In 2008 The Art Directors Club of New York announced an annual award for instructors in the fields of advertising design, graphic design, interactive design, photography, and illustration. Ray was included as one of five included in the inaugural exhibition held in October 2008 at the ADCNY gallery in New York City. The ADCNY describes the ADC Grandmasters as educators whose careers in creative education have impacted and mentored generations of student creatives and whose legacy is a far-reaching network of industry leaders and professionals in Advertising and Design.
In looking for some kind of demonstrable evidence pointing toward deserving of the award. You can look at student work and the fact that the advertising design students were included in an exhibition each year at The One Club in New York City that highlighted the top 20 programs in the country. Even more notable was that the program was easily the smallest of all of the included along with the fact that it was an all undergraduate program while almost all of the others included graduate programs. You could blame it on good students, good ideas for projects, good lectures, good critiques, good resources, field trips, speakers, etc.
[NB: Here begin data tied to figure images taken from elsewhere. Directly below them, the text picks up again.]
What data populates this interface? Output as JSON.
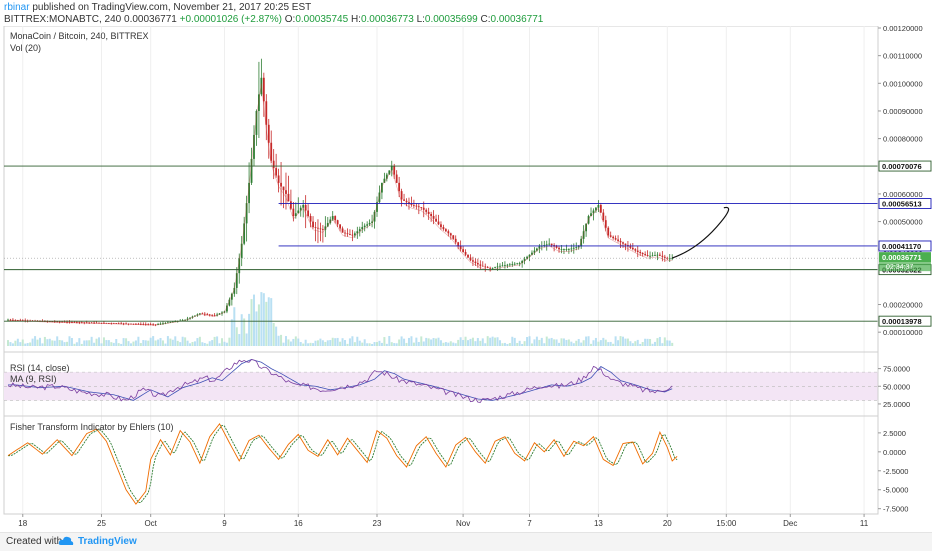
{
  "header": {
    "user": "rbinar",
    "published": " published on TradingView.com, November 21, 2017 20:25 EST",
    "symbol": "BITTREX:MONABTC, 240",
    "last": "0.00036771",
    "change": "+0.00001026 (+2.87%)",
    "o_label": "O:",
    "o_value": "0.00035745",
    "h_label": "H:",
    "h_value": "0.00036773",
    "l_label": "L:",
    "l_value": "0.00035699",
    "c_label": "C:",
    "c_value": "0.00036771"
  },
  "footer": {
    "created": "Created with",
    "brand": "TradingView",
    "logo_icon": "tradingview-cloud-icon"
  },
  "colors": {
    "up_candle": "#2e7d32",
    "down_candle": "#c62828",
    "volume": "#a8d8f0",
    "volume_green": "#b7e4c7",
    "rsi_line": "#7b3fa0",
    "rsi_ma": "#3f51b5",
    "rsi_band": "#f3e5f5",
    "fisher_a": "#ef6c00",
    "fisher_b": "#2e7d32",
    "hline_green": "#2e5d2e",
    "hline_blue": "#1a1ab8",
    "last_price_bg": "#4caf50"
  },
  "chart_data": [
    {
      "type": "candlestick",
      "title": "MonaCoin / Bitcoin, 240, BITTREX",
      "volume_label": "Vol (20)",
      "ylim": [
        5e-05,
        0.0012
      ],
      "y_ticks": [
        "0.00010000",
        "0.00020000",
        "0.00040000",
        "0.00050000",
        "0.00060000",
        "0.00080000",
        "0.00090000",
        "0.00100000",
        "0.00110000",
        "0.00120000"
      ],
      "x_ticks": [
        "18",
        "25",
        "Oct",
        "9",
        "16",
        "23",
        "Nov",
        "7",
        "13",
        "20",
        "15:00",
        "Dec",
        "11"
      ],
      "x_tick_index": [
        6,
        38,
        58,
        88,
        118,
        150,
        185,
        212,
        240,
        268,
        292,
        318,
        348
      ],
      "price_path": [
        [
          0,
          0.000145
        ],
        [
          20,
          0.000138
        ],
        [
          45,
          0.000132
        ],
        [
          60,
          0.000128
        ],
        [
          72,
          0.000145
        ],
        [
          78,
          0.000168
        ],
        [
          84,
          0.00016
        ],
        [
          88,
          0.000175
        ],
        [
          92,
          0.00026
        ],
        [
          95,
          0.00042
        ],
        [
          98,
          0.00064
        ],
        [
          101,
          0.0009
        ],
        [
          103,
          0.00102
        ],
        [
          105,
          0.00085
        ],
        [
          107,
          0.00072
        ],
        [
          110,
          0.00064
        ],
        [
          113,
          0.0006
        ],
        [
          116,
          0.00052
        ],
        [
          120,
          0.00056
        ],
        [
          124,
          0.00048
        ],
        [
          128,
          0.00047
        ],
        [
          132,
          0.00052
        ],
        [
          136,
          0.00046
        ],
        [
          140,
          0.00045
        ],
        [
          144,
          0.00048
        ],
        [
          148,
          0.0005
        ],
        [
          152,
          0.00064
        ],
        [
          156,
          0.0007
        ],
        [
          160,
          0.00058
        ],
        [
          164,
          0.00056
        ],
        [
          168,
          0.00055
        ],
        [
          172,
          0.00052
        ],
        [
          176,
          0.00048
        ],
        [
          180,
          0.00045
        ],
        [
          184,
          0.0004
        ],
        [
          188,
          0.00036
        ],
        [
          192,
          0.00034
        ],
        [
          196,
          0.00033
        ],
        [
          200,
          0.00034
        ],
        [
          204,
          0.000345
        ],
        [
          208,
          0.00035
        ],
        [
          212,
          0.00038
        ],
        [
          216,
          0.00041
        ],
        [
          220,
          0.00042
        ],
        [
          224,
          0.0004
        ],
        [
          228,
          0.0004
        ],
        [
          232,
          0.00041
        ],
        [
          236,
          0.00052
        ],
        [
          240,
          0.00056
        ],
        [
          244,
          0.00045
        ],
        [
          248,
          0.00043
        ],
        [
          252,
          0.00041
        ],
        [
          256,
          0.00039
        ],
        [
          260,
          0.000375
        ],
        [
          264,
          0.00038
        ],
        [
          268,
          0.000365
        ],
        [
          270,
          0.000368
        ]
      ],
      "horizontal_levels": [
        {
          "value": 0.00070076,
          "label": "0.00070076",
          "color": "hline_green"
        },
        {
          "value": 0.00056513,
          "label": "0.00056513",
          "color": "hline_blue"
        },
        {
          "value": 0.0004117,
          "label": "0.00041170",
          "color": "hline_blue"
        },
        {
          "value": 0.00032622,
          "label": "0.00032622",
          "color": "hline_green"
        },
        {
          "value": 0.00013978,
          "label": "0.00013978",
          "color": "hline_green"
        }
      ],
      "last_price": {
        "value": 0.00036771,
        "label": "0.00036771",
        "countdown": "02:34:37"
      },
      "projection": [
        [
          270,
          0.000368
        ],
        [
          280,
          0.0004
        ],
        [
          288,
          0.00048
        ],
        [
          291,
          0.00055
        ]
      ]
    },
    {
      "type": "line",
      "title": "RSI (14, close)",
      "ma_label": "MA (9, RSI)",
      "ylim": [
        15,
        90
      ],
      "y_ticks": [
        "75.0000",
        "50.0000",
        "25.0000"
      ],
      "band": [
        30,
        70
      ],
      "rsi_path": [
        [
          0,
          52
        ],
        [
          10,
          48
        ],
        [
          20,
          50
        ],
        [
          30,
          42
        ],
        [
          40,
          38
        ],
        [
          48,
          30
        ],
        [
          55,
          45
        ],
        [
          62,
          35
        ],
        [
          68,
          48
        ],
        [
          75,
          55
        ],
        [
          80,
          62
        ],
        [
          84,
          58
        ],
        [
          88,
          70
        ],
        [
          92,
          82
        ],
        [
          96,
          88
        ],
        [
          100,
          84
        ],
        [
          104,
          75
        ],
        [
          108,
          68
        ],
        [
          112,
          60
        ],
        [
          116,
          52
        ],
        [
          122,
          50
        ],
        [
          128,
          45
        ],
        [
          134,
          48
        ],
        [
          140,
          52
        ],
        [
          146,
          60
        ],
        [
          150,
          72
        ],
        [
          154,
          68
        ],
        [
          158,
          60
        ],
        [
          164,
          55
        ],
        [
          170,
          50
        ],
        [
          176,
          44
        ],
        [
          182,
          38
        ],
        [
          188,
          32
        ],
        [
          194,
          30
        ],
        [
          200,
          35
        ],
        [
          206,
          40
        ],
        [
          212,
          46
        ],
        [
          218,
          52
        ],
        [
          224,
          50
        ],
        [
          230,
          55
        ],
        [
          234,
          62
        ],
        [
          238,
          78
        ],
        [
          242,
          70
        ],
        [
          246,
          58
        ],
        [
          252,
          52
        ],
        [
          258,
          45
        ],
        [
          264,
          42
        ],
        [
          268,
          48
        ],
        [
          270,
          50
        ]
      ]
    },
    {
      "type": "line",
      "title": "Fisher Transform Indicator by Ehlers (10)",
      "ylim": [
        -8.2,
        4.2
      ],
      "y_ticks": [
        "2.5000",
        "0.0000",
        "-2.5000",
        "-5.0000",
        "-7.5000"
      ],
      "fisher_path": [
        [
          0,
          -0.5
        ],
        [
          8,
          1.2
        ],
        [
          14,
          -0.3
        ],
        [
          20,
          1.6
        ],
        [
          26,
          -0.5
        ],
        [
          32,
          2.4
        ],
        [
          36,
          3.0
        ],
        [
          40,
          1.4
        ],
        [
          44,
          -1.8
        ],
        [
          48,
          -5.0
        ],
        [
          52,
          -6.9
        ],
        [
          56,
          -5.2
        ],
        [
          58,
          -1.0
        ],
        [
          62,
          1.6
        ],
        [
          66,
          -0.4
        ],
        [
          70,
          2.8
        ],
        [
          74,
          1.3
        ],
        [
          78,
          -1.5
        ],
        [
          82,
          2.0
        ],
        [
          86,
          3.7
        ],
        [
          90,
          1.2
        ],
        [
          94,
          -1.2
        ],
        [
          98,
          1.5
        ],
        [
          102,
          2.2
        ],
        [
          106,
          0.5
        ],
        [
          110,
          -1.0
        ],
        [
          114,
          1.0
        ],
        [
          118,
          2.3
        ],
        [
          122,
          0.2
        ],
        [
          126,
          -0.6
        ],
        [
          130,
          1.6
        ],
        [
          134,
          -0.4
        ],
        [
          138,
          1.8
        ],
        [
          142,
          0.2
        ],
        [
          146,
          -1.4
        ],
        [
          150,
          2.8
        ],
        [
          154,
          1.8
        ],
        [
          158,
          -0.5
        ],
        [
          162,
          -2.0
        ],
        [
          166,
          0.8
        ],
        [
          170,
          2.0
        ],
        [
          174,
          -0.2
        ],
        [
          178,
          -2.0
        ],
        [
          182,
          0.9
        ],
        [
          186,
          1.9
        ],
        [
          190,
          0.0
        ],
        [
          194,
          -1.5
        ],
        [
          198,
          1.4
        ],
        [
          202,
          2.0
        ],
        [
          206,
          -0.2
        ],
        [
          210,
          -1.2
        ],
        [
          214,
          1.2
        ],
        [
          218,
          0.0
        ],
        [
          222,
          1.6
        ],
        [
          226,
          -0.6
        ],
        [
          230,
          1.4
        ],
        [
          234,
          0.8
        ],
        [
          238,
          2.0
        ],
        [
          242,
          -1.0
        ],
        [
          246,
          -1.8
        ],
        [
          250,
          1.1
        ],
        [
          254,
          1.3
        ],
        [
          258,
          -1.6
        ],
        [
          262,
          -0.2
        ],
        [
          265,
          2.6
        ],
        [
          268,
          0.6
        ],
        [
          270,
          -1.2
        ],
        [
          272,
          -0.6
        ]
      ]
    }
  ]
}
So, what does Ray blame it on.
After considering every possible option, and he things he did a number of things in that list above pretty well, the one thing that rose to the top and was noticeably different from what you see from other faculty was "how he graded."
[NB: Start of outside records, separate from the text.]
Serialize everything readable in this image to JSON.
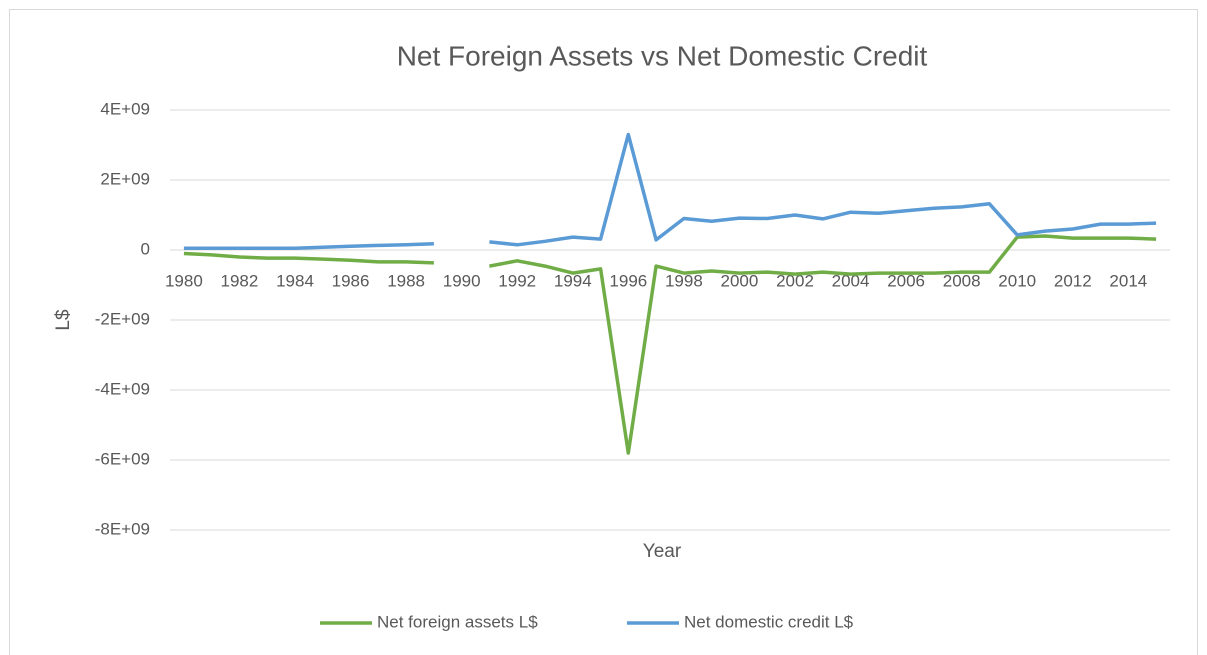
{
  "chart_data": {
    "type": "line",
    "title": "Net Foreign Assets vs Net Domestic Credit",
    "x_label": "Year",
    "y_label": "L$",
    "categories": [
      "1980",
      null,
      "1982",
      null,
      "1984",
      null,
      "1986",
      null,
      "1988",
      null,
      "1990",
      null,
      "1992",
      null,
      "1994",
      null,
      "1996",
      null,
      "1998",
      null,
      "2000",
      null,
      "2002",
      null,
      "2004",
      null,
      "2006",
      null,
      "2008",
      null,
      "2010",
      null,
      "2012",
      null,
      "2014",
      null
    ],
    "series": [
      {
        "name": "Net foreign assets L$",
        "color": "#70ad47",
        "values": [
          -100000000,
          -140000000,
          -200000000,
          -230000000,
          -230000000,
          -260000000,
          -290000000,
          -340000000,
          -340000000,
          -370000000,
          null,
          -460000000,
          -310000000,
          -460000000,
          -660000000,
          -540000000,
          -5800000000,
          -460000000,
          -660000000,
          -600000000,
          -660000000,
          -630000000,
          -690000000,
          -630000000,
          -690000000,
          -660000000,
          -660000000,
          -660000000,
          -630000000,
          -630000000,
          370000000,
          400000000,
          340000000,
          340000000,
          340000000,
          310000000
        ]
      },
      {
        "name": "Net domestic credit L$",
        "color": "#5b9bd5",
        "values": [
          50000000,
          50000000,
          50000000,
          50000000,
          50000000,
          80000000,
          110000000,
          130000000,
          150000000,
          180000000,
          null,
          230000000,
          150000000,
          250000000,
          370000000,
          310000000,
          3300000000,
          290000000,
          900000000,
          820000000,
          910000000,
          900000000,
          1000000000,
          890000000,
          1080000000,
          1050000000,
          1120000000,
          1190000000,
          1230000000,
          1320000000,
          430000000,
          540000000,
          600000000,
          740000000,
          740000000,
          770000000
        ]
      }
    ],
    "ylim": [
      -8000000000,
      4000000000
    ],
    "yticks": [
      {
        "value": -8000000000,
        "label": "-8E+09"
      },
      {
        "value": -6000000000,
        "label": "-6E+09"
      },
      {
        "value": -4000000000,
        "label": "-4E+09"
      },
      {
        "value": -2000000000,
        "label": "-2E+09"
      },
      0,
      {
        "value": 2000000000,
        "label": "2E+09"
      },
      {
        "value": 4000000000,
        "label": "4E+09"
      }
    ],
    "grid": true,
    "legend": "bottom"
  }
}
Three systems were used over the decades of his teaching.
These grading processes helped students build a structure on which they could make their own thoughtful creative decisions.
Switching On: Grading as a textbook was produced with a flutter binding. The books are printed on Somerset Textured 300 gsm paper with type that sinks into the paper. The text offered the opportunity to play with images, both tipped in or ink-jet printed directly onto the paper, and the chance to experiment with some annotation.